Esta novidade sobre Deus revelada por Jesus aparece nos (quatro) evangelhos, que usam 170 vezes a palavra «Pai» para designar ou invocar Deus. Em Jesus Cristo, Deus revela-se como seu e nosso «Pai». Aliás, a expressão usada por Jesus é «Abbá», que quer dizer, literalmente, «Papá» ou «Paizinho». Trata-se de uma expressão carregada de intimidade e de amor. É esta a primeira pessoa de Deus: Pai, um Pai que ama os seres humanos como seus filhos.

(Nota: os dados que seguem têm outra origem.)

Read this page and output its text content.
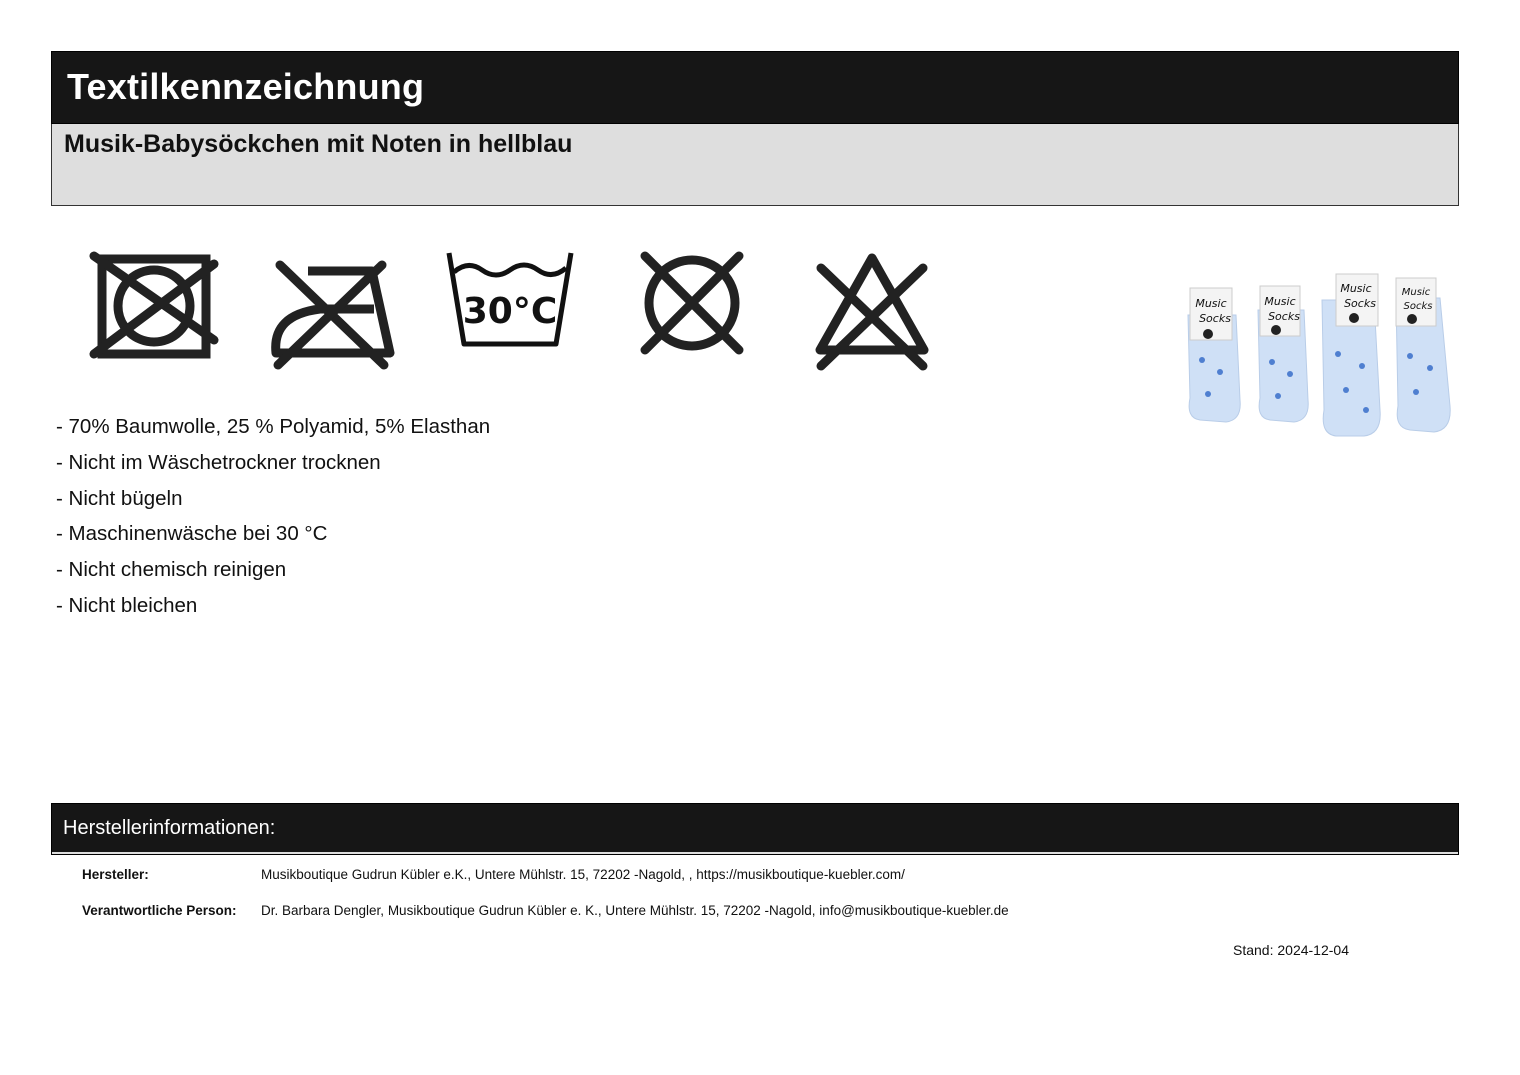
Textilkennzeichnung
Musik-Babysöckchen mit Noten in hellblau
30°C
- 70% Baumwolle, 25 % Polyamid, 5% Elasthan
- Nicht im Wäschetrockner trocknen
- Nicht bügeln
- Maschinenwäsche bei 30 °C
- Nicht chemisch reinigen
- Nicht bleichen
Music
Socks
Music
Socks
Music
Socks
Music
Socks
Herstellerinformationen:
Hersteller:	Musikboutique Gudrun Kübler e.K., Untere Mühlstr. 15, 72202 -Nagold, , https://musikboutique-kuebler.com/
Verantwortliche Person: Dr. Barbara Dengler, Musikboutique Gudrun Kübler e. K., Untere Mühlstr. 15, 72202 -Nagold, info@musikboutique-kuebler.de
Stand: 2024-12-04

Pai. Esta bela expressão usada por Jesus para designar ou invocar Deus pode, contudo, provocar equívocos. O principal é a comparação com a paternidade humana, com o nosso progenitor masculino. Em consequência, surgem antropomorfismos (imagens humanas de Deus) que deturpam a realidade divina. E dão origem a falsas imagens de Deus. Ninguém pode negar que a palavra «pai» contém uma carga emocional, positiva ou negativa, conforme a experiência concreta de cada um. Por isso, o uso do termo «Pai» em relação a Deus não pode ser senão analógico. De facto, não existe nenhuma palavra humana capaz de abarcar a totalidade do Mistério de Deus. Todas as expressões, mesmo que tenham sido pronunciadas por Jesus Cristo, só podem ser uma ajuda (e nunca um entrave) para nos aproximar do Mistério divino. Por outro lado, a utilização do termo «Pai» para designar a primeira pessoa de Deus pode levar-nos a pensar, consciente ou inconscientemente, que se trata de uma figura masculino. Ora, isto não pode corresponder à verdade. Deus não é homem nem mulher. O que na verdade Jesus Cristo nos ensina é que Deus é a origem e a fonte da vida. Como afirmou o Papa João Paulo I: «Ele é Pai, mais ainda, é Mãe». Aliás, já no Antigo Testamento, os profetas utilizam a maternidade para se aproximarem do Mistério de Deus. Não é mais fácil recorrermos à imagem materna para designarmos a misericórdia, a ternura, a bondade, o carinho, a beleza? A «ternura paternal de Deus também pode ser expressa pela imagem da maternidade, que indica de modo mais incisivo a imanência de Deus, a intimidade entre Deus e a sua criatura» (Catecismo da Igreja Católica, 239). Neste contexto, o Papa Bento XVI interroga-se sobre o motivo pelo qual, na Bíblia, «mãe» é «uma imagem, mas não um título de Deus?». Talvez seja uma forma de Deus se diferenciar das divindades maternas adoradas pelos povos vizinhos, que «revelavam uma imagem da relação entre Deus e o mundo claramente contrária à imagem bíblica de Deus. [...] Pelo contrário, a imagem do pai era e é adequada para exprimir a alteridade entre Criador e criatura» (Bento XVI, «Jesus de Nazaré», A Esfera dos Livros, Lisboa 2007, 187).
Chamar a Deus «Pai» é um convite ao silêncio contemplativo e ao amor. É um convite a entrar numa relação filial. Até que dentro de nós possam ecoar as palavras do nosso Pai que está no Céu: tu és o meu filho muito amado!